Existe alguma relação entre o Septo Uterino e a Infertilidade?


O útero é um dos órgãos principais do sistema reprodutor feminino e suas condições anatômicas e hormonais são essenciais para que uma mulher possa engravidar, seja de maneira natural ou por meio de um tratamento de reprodução humana.

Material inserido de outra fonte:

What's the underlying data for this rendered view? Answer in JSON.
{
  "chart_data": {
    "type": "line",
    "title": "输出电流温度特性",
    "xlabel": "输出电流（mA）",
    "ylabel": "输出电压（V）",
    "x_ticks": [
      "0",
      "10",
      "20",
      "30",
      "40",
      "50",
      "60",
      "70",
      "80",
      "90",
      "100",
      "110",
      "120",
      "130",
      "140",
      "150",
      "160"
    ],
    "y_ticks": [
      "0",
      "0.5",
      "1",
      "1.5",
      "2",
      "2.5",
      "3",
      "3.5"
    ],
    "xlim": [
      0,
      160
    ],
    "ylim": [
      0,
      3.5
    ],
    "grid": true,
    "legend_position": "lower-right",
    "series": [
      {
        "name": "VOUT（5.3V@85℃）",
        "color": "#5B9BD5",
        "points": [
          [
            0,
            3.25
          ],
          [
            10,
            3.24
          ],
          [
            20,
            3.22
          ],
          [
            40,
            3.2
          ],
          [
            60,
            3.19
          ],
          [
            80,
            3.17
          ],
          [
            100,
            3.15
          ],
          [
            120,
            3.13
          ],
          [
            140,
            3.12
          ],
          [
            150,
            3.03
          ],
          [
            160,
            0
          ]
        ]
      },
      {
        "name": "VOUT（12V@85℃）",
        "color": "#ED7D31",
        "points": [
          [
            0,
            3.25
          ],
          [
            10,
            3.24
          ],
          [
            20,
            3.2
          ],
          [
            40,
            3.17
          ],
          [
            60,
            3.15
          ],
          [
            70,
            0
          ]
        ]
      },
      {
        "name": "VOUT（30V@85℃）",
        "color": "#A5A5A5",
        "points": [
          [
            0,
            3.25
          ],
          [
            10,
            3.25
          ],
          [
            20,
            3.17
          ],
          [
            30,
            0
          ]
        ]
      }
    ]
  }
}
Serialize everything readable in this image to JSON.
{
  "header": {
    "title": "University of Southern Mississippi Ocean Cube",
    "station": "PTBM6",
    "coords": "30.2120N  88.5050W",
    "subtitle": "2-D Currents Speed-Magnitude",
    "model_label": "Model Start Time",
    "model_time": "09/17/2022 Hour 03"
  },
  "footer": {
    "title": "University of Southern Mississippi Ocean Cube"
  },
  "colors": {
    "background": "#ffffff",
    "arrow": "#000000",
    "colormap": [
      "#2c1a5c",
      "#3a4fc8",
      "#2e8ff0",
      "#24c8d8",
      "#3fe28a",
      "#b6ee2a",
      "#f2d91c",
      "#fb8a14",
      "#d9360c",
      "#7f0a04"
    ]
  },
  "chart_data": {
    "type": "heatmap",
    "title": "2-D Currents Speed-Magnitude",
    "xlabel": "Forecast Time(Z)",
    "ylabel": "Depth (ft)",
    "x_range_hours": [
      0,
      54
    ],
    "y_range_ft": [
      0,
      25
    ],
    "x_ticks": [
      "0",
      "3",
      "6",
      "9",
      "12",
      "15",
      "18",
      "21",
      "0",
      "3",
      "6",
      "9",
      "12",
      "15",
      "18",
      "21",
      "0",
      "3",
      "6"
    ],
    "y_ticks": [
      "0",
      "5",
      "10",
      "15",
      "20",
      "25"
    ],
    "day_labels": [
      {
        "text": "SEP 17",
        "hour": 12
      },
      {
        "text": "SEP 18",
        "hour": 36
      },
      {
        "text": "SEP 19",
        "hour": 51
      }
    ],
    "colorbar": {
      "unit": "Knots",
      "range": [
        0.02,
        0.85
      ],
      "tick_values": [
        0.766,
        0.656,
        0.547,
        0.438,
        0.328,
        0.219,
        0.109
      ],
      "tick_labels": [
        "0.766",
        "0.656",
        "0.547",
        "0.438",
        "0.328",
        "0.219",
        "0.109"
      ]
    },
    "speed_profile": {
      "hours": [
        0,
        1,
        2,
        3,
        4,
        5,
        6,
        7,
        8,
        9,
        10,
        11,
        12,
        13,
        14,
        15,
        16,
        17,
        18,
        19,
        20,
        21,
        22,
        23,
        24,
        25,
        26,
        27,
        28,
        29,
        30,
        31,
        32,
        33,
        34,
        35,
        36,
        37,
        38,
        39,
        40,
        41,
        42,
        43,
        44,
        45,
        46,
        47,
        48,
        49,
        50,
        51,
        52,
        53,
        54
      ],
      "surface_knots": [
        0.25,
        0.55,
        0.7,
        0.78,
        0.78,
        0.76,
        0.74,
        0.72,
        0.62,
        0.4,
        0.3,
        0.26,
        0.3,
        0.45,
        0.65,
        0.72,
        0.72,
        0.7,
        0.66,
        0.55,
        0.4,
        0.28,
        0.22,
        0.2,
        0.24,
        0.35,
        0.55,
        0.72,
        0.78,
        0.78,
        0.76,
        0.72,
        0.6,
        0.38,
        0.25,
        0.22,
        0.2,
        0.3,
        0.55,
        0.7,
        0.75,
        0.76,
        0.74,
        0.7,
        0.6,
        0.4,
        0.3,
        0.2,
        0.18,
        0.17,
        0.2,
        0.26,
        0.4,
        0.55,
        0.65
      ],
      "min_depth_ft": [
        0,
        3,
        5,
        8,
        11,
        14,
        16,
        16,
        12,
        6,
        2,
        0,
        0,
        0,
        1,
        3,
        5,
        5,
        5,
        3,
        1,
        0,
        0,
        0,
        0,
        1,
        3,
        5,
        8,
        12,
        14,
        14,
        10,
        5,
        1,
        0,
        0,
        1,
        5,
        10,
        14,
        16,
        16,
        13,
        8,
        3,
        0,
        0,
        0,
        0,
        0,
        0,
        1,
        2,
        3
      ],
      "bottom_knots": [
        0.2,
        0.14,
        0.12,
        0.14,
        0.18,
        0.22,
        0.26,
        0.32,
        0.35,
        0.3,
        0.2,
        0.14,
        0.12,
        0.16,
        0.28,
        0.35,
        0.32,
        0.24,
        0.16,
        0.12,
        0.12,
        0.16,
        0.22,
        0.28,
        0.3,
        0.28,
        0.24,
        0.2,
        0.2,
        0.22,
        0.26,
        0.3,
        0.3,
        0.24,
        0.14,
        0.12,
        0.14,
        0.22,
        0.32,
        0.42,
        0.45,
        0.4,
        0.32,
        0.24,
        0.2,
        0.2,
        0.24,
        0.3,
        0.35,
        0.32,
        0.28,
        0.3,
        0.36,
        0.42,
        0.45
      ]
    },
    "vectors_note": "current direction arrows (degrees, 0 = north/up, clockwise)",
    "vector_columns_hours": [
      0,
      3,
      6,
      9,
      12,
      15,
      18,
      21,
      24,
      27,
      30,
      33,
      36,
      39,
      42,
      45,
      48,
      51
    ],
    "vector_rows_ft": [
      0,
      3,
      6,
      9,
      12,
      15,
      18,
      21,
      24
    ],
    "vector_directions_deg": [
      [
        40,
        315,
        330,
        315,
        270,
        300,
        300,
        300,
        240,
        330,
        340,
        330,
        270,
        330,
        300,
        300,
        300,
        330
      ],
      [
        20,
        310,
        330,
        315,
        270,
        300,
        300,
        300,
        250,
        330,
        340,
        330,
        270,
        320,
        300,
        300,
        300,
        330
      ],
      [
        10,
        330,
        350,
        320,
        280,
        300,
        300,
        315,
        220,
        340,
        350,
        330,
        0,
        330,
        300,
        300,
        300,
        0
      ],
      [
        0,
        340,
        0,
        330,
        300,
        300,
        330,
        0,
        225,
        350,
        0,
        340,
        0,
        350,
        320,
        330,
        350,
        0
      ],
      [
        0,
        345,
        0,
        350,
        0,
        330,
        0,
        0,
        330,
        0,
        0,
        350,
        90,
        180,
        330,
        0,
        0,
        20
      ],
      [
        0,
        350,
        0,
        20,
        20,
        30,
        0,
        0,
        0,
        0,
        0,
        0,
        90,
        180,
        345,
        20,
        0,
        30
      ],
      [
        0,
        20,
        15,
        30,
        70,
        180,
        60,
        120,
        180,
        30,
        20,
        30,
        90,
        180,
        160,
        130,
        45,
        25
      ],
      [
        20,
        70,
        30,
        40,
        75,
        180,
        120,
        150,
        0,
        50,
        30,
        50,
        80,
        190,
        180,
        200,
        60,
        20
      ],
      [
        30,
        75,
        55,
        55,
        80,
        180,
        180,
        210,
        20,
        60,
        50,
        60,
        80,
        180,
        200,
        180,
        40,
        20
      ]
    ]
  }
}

Em média, o útero mede 7,5 cm por 5 cm e possui uma espessura de 2,5 cm. Sua cavidade é vazia e sua estrutura é formada por três camadas de tecido muscular. A maioria das mulheres apresenta útero anatomicamente normal, mas estima-se que 0,1 a 3,2% das mulheres apresentam alguma malformação uterina. Uma delas é o útero septado.


O útero septado é considerado o tipo mais comum de anomalia uterina.  É uma malformação uterina congênita, ou seja, se desenvolve ainda durante a gestação (período intrauterino).


Normalmente, com aproximadamente 9 semanas de gestação, o útero da menina é formado. Esse processo é feito pela fusão dos ductos de Muller (canais que originam as trompas uterinas, útero e os dois terços superiores da vagina). Durante esta fusão, um processo de reabsorção elimina a separação entre os dois ductos para criar uma única cavidade. Em alguns casos, essa absorção é incompleta, o que gera uma membrana fina chamada de septo.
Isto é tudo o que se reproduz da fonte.